Question

An electron in the hydrogen atom jumps excited state ${\text{n}}$ to the ground state. The wavelength so emitted illuminates a photosensitive material having work function ${\text{2}}{\text{.75eV}}$. If the stopping potential of the photoelectron is ${\text{10V}}$, the value of ${\text{n}}$ is:

Answer 1

This question is based on the concept of photoelectric effect and the concept Bohr’s atom. It also involves the concept of stopping potential & Einstein’s Equations of photoelectric effect, along with the work function of the metal.

Complete step by step Solution:
From Einstein’s photoelectric effect equation.
Given as, Kinetic Energy maximum,
${\text{K}}{{\text{E}}_{{\text{max}}}}{{ = h\nu - w}}$
Where, ${{K}}{{{E}}_{{{max}}}}$ is the maximum kinetic energy of the emitted photoelectron
${{h = }}$ Plank’s constant
${{\nu = }}$ frequency of the incident photon
${{w = }}$ work function of the metal
It is given that work function,
${\text{w = 2}}{\text{.75ev}}$
It is known that the stopping potential.
${{\text{V}}_{{\text{stop}}}}{\text{ = 10V}}$
It is known that ${{\text{V}}_{{\text{stop}}}}$ is the potential which will stop even the fastest moving photoelectron.

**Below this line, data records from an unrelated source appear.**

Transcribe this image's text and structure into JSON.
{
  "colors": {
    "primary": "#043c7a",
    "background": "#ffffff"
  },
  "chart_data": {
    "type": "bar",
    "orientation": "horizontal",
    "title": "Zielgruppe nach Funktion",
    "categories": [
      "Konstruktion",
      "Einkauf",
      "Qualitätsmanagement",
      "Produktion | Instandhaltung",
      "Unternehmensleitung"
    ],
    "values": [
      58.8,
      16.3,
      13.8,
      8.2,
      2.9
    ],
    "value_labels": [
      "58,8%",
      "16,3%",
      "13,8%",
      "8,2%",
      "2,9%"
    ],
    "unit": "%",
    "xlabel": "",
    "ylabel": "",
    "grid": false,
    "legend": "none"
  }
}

This implies that ${{\text{V}}_{{\text{stop}}}}{\text{ = K}}{{\text{E}}_{{\text{max}}}}$.
So, ${\text{e}}{{\text{V}}_{{\text{stop}}}}{\text{ = K}}{{\text{E}}_{{\text{max}}}}$
$\Rightarrow {{\text{V}}_{{\text{stop}}}}{\text{ = }}\dfrac{{{\text{K}}{{\text{E}}_{{\text{max}}}}}}{{\text{e}}}$
If ${\text{K}}{{\text{E}}_{{\text{max}}}}$ is in Joules, then $\dfrac{{{\text{K}}{{\text{E}}_{{\text{max}}}}}}{{\text{e}}}$ should be in ${\text{eV}}$.
So , ${\text{K}}{{\text{E}}_{{\text{max}}}}\left( {{\text{eV}}} \right){\text{ = 10}}$
Putting the values in the photoelectric effect equation, ${{10 = h\nu - 2}}{\text{.75}}$
${{h\nu = 12}}{\text{.75eV}}$
Now, coming to the concept of Bohr atom, we know that ${{h\nu }}$ is the energy of the photon emitted when the electron jumps from ${{\text{n}}^{{\text{th}}}}$ orbit to the ground state.
Energy difference ${{\Delta }}{{\text{E}}_{\text{n}}}$ between ${{\text{n}}^{{\text{th}}}}$ excited state and ground state is given by,
${{\Delta E = 13}}{{.6 \times }}\left( {{{1 - }}\dfrac{{\text{1}}}{{{{\text{n}}^{\text{2}}}}}} \right)$
Energy difference ${{\Delta }}{{{E}}_{\text{n}}}{\text{ = 12}}{\text{.75eV}}$
So, putting the values, we get
${\text{12}}{\text{.75 = 13}}{{.6 \times }}\left( {{{1 - }}\dfrac{{{1}}}{{{{{n}}^{{2}}}}}} \right)$
$\Rightarrow \dfrac{{{\text{12}}{\text{.75}}}}{{{\text{13}}{\text{.6}}}}{\text{ = 1 - }}\dfrac{{\text{1}}}{{{{\text{n}}^{\text{2}}}}}$
$\Rightarrow {\text{0}}{\text{.9375 = 1 - }}\dfrac{{\text{1}}}{{{{\text{n}}^{\text{2}}}}}$
$\Rightarrow \dfrac{{\text{1}}}{{{{\text{n}}^{\text{2}}}}}{\text{ = 0}}{\text{.0625}}$
$\Rightarrow {{\text{n}}^{\text{2}}}{\text{ = }}\dfrac{{\text{1}}}{{{\text{0}}{\text{.0625}}}} \\\ \\\ \Rightarrow {\text{n = }}\sqrt {\dfrac{{\text{1}}}{{{\text{0}}{\text{.0625}}}}} {\text{ = 4}}$

So, the electron drops from the state with, ${\text{n = 4}}$ to ground state.

Additional Information: Care should be taken in interpreting the units as most of the data is given in terms of ${\text{eV}}$. The conversion of ${\text{eV}}$into Joule or Vice versa should be remembered. Also it's a question having multiple concepts, so all the concepts should be remembered properly.

Note: If kinetic energy maximum has to be found out in ${\text{eV,}}$ then its value in ${\text{eV}}$ is equal is always equal to the value of stopping potential in Volts.